In the height of the 2020 Presidential Elections, the AP United States Government class held a mock election across the ANS Secondary School. A mock election is an election organized for educational or transformative purposes to measure all possible data of where our school body stands. The survey “ballots” were sent online to every member of our faculty and students from grades 6th-12th. On November 3rd, the day of the election in the United States, the mock election results had 249 people voting successfully amongst our school body.
Though at the posting of this article, the US election results have not yet been finalized, the ANS mock election reports that former Vice President Joe Biden scored ahead of President Donald Trump in both the popular vote and the ANS “Electoral College” at 54.3%. Donald Trump only managed to win 37.8% of the vote, with 8% of voters abstained. The electoral college awarded Joe Biden a whopping 455 points, while Donald Trump only scored 50.

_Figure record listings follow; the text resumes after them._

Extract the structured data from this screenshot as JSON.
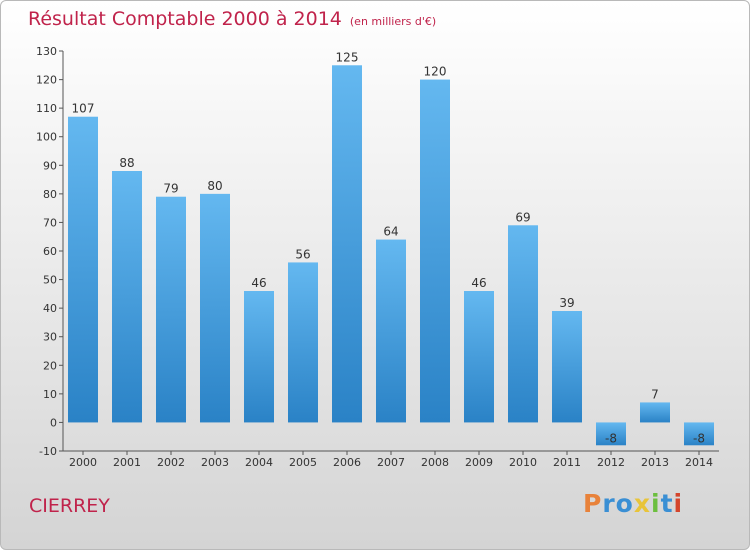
{
  "title": "Résultat Comptable 2000 à 2014",
  "subtitle": "(en milliers d'€)",
  "commune": "CIERREY",
  "logo": {
    "letters": [
      "P",
      "r",
      "o",
      "x",
      "i",
      "t",
      "i"
    ],
    "colors": [
      "#e8823a",
      "#3a8fd4",
      "#3a8fd4",
      "#e8c43a",
      "#6cbf3f",
      "#3a8fd4",
      "#d4452c"
    ]
  },
  "colors": {
    "bar_top": "#64b8f0",
    "bar_bottom": "#2a82c6",
    "text_red": "#c0234b"
  },
  "chart_data": {
    "type": "bar",
    "title": "Résultat Comptable 2000 à 2014",
    "xlabel": "",
    "ylabel": "",
    "categories": [
      "2000",
      "2001",
      "2002",
      "2003",
      "2004",
      "2005",
      "2006",
      "2007",
      "2008",
      "2009",
      "2010",
      "2011",
      "2012",
      "2013",
      "2014"
    ],
    "values": [
      107,
      88,
      79,
      80,
      46,
      56,
      125,
      64,
      120,
      46,
      69,
      39,
      -8,
      7,
      -8
    ],
    "data_labels": [
      "107",
      "88",
      "79",
      "80",
      "46",
      "56",
      "125",
      "64",
      "120",
      "46",
      "69",
      "39",
      "-8",
      "7",
      "-8"
    ],
    "yticks": [
      "-10",
      "0",
      "10",
      "20",
      "30",
      "40",
      "50",
      "60",
      "70",
      "80",
      "90",
      "100",
      "110",
      "120",
      "130"
    ],
    "ylim": [
      -10,
      130
    ],
    "grid": false
  }
}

Many are surprised by Biden’s landslide victory, although others argue that it’s only natural since the overwhelming student body is more likely to lean blue. The age demographic between 18-29 has largely voted democratic in recent years. But the reasons for this trend are rather complicated to answer. Media exposure, discussion about United States politics at home, and personal beliefs, all factor into the decisions of young voters. However, many voters have decided to abstain, whether it be because of the lack of knowledge about the current political sphere in the US, or the undecisive decision of choosing between two inarguably controversial candidates.
Families all over the US and American citizens overseas, are experiencing the all-too-familiar “election anxiety,” checking maps and predictions in hopes of each person’s desired outcome. Although this is arguably the most significant US presidential election we’ve had in recent years, and possibly in all of US history, we cannot control the ultimate outcome when the time arrives.